Vistos, relatados e discutidos estes autos de Recurso de Revista n° TST-RR-235-50.2010.5.15.0041, em que é Recorrente T.J.F. e Recorrido BAR E CAFÉ SÃO CRISTÓVÃO FECHA NUNCA LTDA. - ME.
O Tribunal Regional do Trabalho da 15ª Região, pelo acórdão a fls. 141/144, não conheceu do recurso do Reclamante por deserto e deu provimento parcial ao recuso da Reclamada para excluir da condenação o pagamento de multa e indenização por litigância de má-fé.
O Reclamante opôs Embargos de Declaração a fls. 146v/147v, os quais foram rejeitados pelo acórdão a fls. 151/151v.
O Reclamante interpõe Recurso de Revista a fls. 307/317 (processo eletrônico), com fundamento no artigo 896 da CLT.
Despacho de admissibilidade a fl.320, sem contrarrazões, conforme certidão a fls. 322.
Desnecessária a remessa dos autos ao Ministério Público do Trabalho, nos termos do art. 83, do RI/TST.
É o relatório.
VOTO
CONHECIMENTO
Satisfeitos os pressupostos extrínsecos de admissibilidade, examino os específicos do Recurso de Revista.
DESERÇÃO DO RECURSO ORDINÁRIO - CUSTAS - LITIGANTE DE MÁ-FÉ - POSSIBILIDADE DE CONCESSÃO DO BENEFÍCIO DA JUSTIÇA GRATUITA
Conhecimento
O TRT não conheceu do recurso ordinário do Autor por deserto, devido a ausência de recolhimento das custas, por entender que o benefício da justiça gratuita não alcança a parte reputada litigante de má-fé.
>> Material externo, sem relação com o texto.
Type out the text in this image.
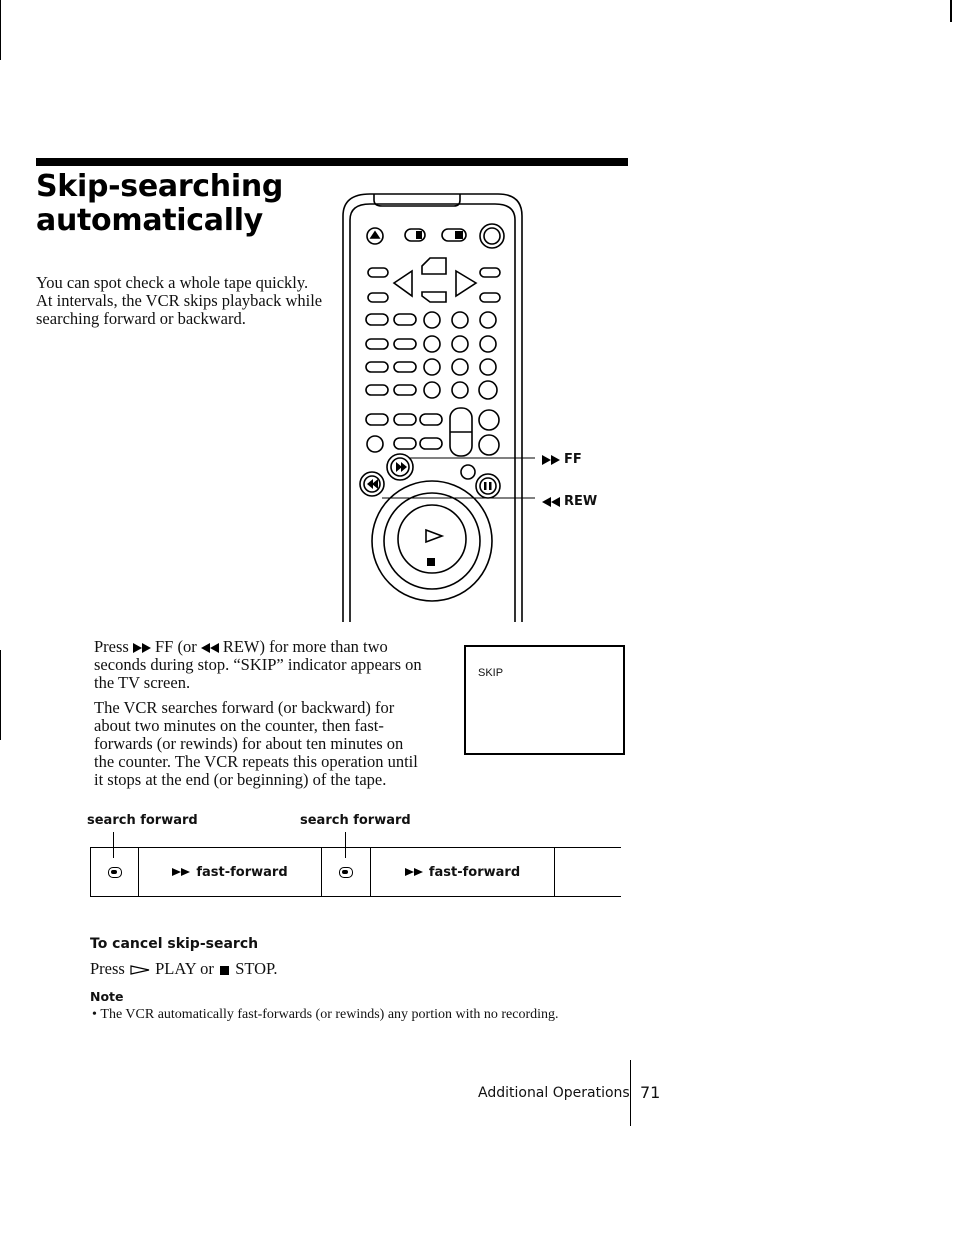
Skip-searching
automatically

You can spot check a whole tape quickly. At intervals, the VCR skips playback while searching forward or backward.

FF
REW

Press FF (or REW) for more than two seconds during stop. “SKIP” indicator appears on the TV screen.

The VCR searches forward (or backward) for about two minutes on the counter, then fast-forwards (or rewinds) for about ten minutes on the counter. The VCR repeats this operation until it stops at the end (or beginning) of the tape.

SKIP
search forward	search forward
fast-forward	fast-forward
To cancel skip-search

Press PLAY or STOP.

Note
• The VCR automatically fast-forwards (or rewinds) any portion with no recording.
Additional Operations 71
Eis os fundamentos da decisão (fls.141v/142):
-1 - Justiça Gratuita
Deseja o autor os benefícios da justiça gratuita, afirmando ter cumprido todos os requisitos autorizadores legais, e que sua declaração de insuficiência financeira não foi infirmada por qualquer elemento nos autos.
Sem razão, contudo.
In casu, restou reconhecida, na origem, a litigância ímproba do reclamante, nos seguintes termos (fls. 93/94):
-O Reclamante deduziu pretensão contra fatos incontroversos, alterou a verdade dos fatos, provocou incidente manifestamente infundado e procedeu de modo temerário (art. 17, I, II, V e VI) ao: (1) contraditar a 1ª testemunha da Ré pela simples manutenção de vínculo de emprego, hipótese que não é descrita nos §§ 2º e 3º do art. 405 do CPC e no art. 829 da CLT; (2) requerer a condenação da Reclamada ao pagamento de multa convencional em razão do descumprimento das cláusulas 8ª, 15ª e 21ª da CCT e (3) afirmar que vendia média de R$ 4.000,00 nas sextas-feiras e sábados e R$ 2.500,00 nos demais dias, o que representaria venda mensal do Autor de R$ 77.142,60 e de todos os atendentes/garçons da Requerida de R$ 308.570,40, valor nitidamente exagerado para subsidiar os pedidos formulados na exordial {[(R$ 2.500,00 x 4 dias por semana) + (R$ 4.000,00 x 2 dias por semana)] x 4,2857 = R$ 77.142,60 x 4 funcionários = R$ 308.570,40}..- (g. n.)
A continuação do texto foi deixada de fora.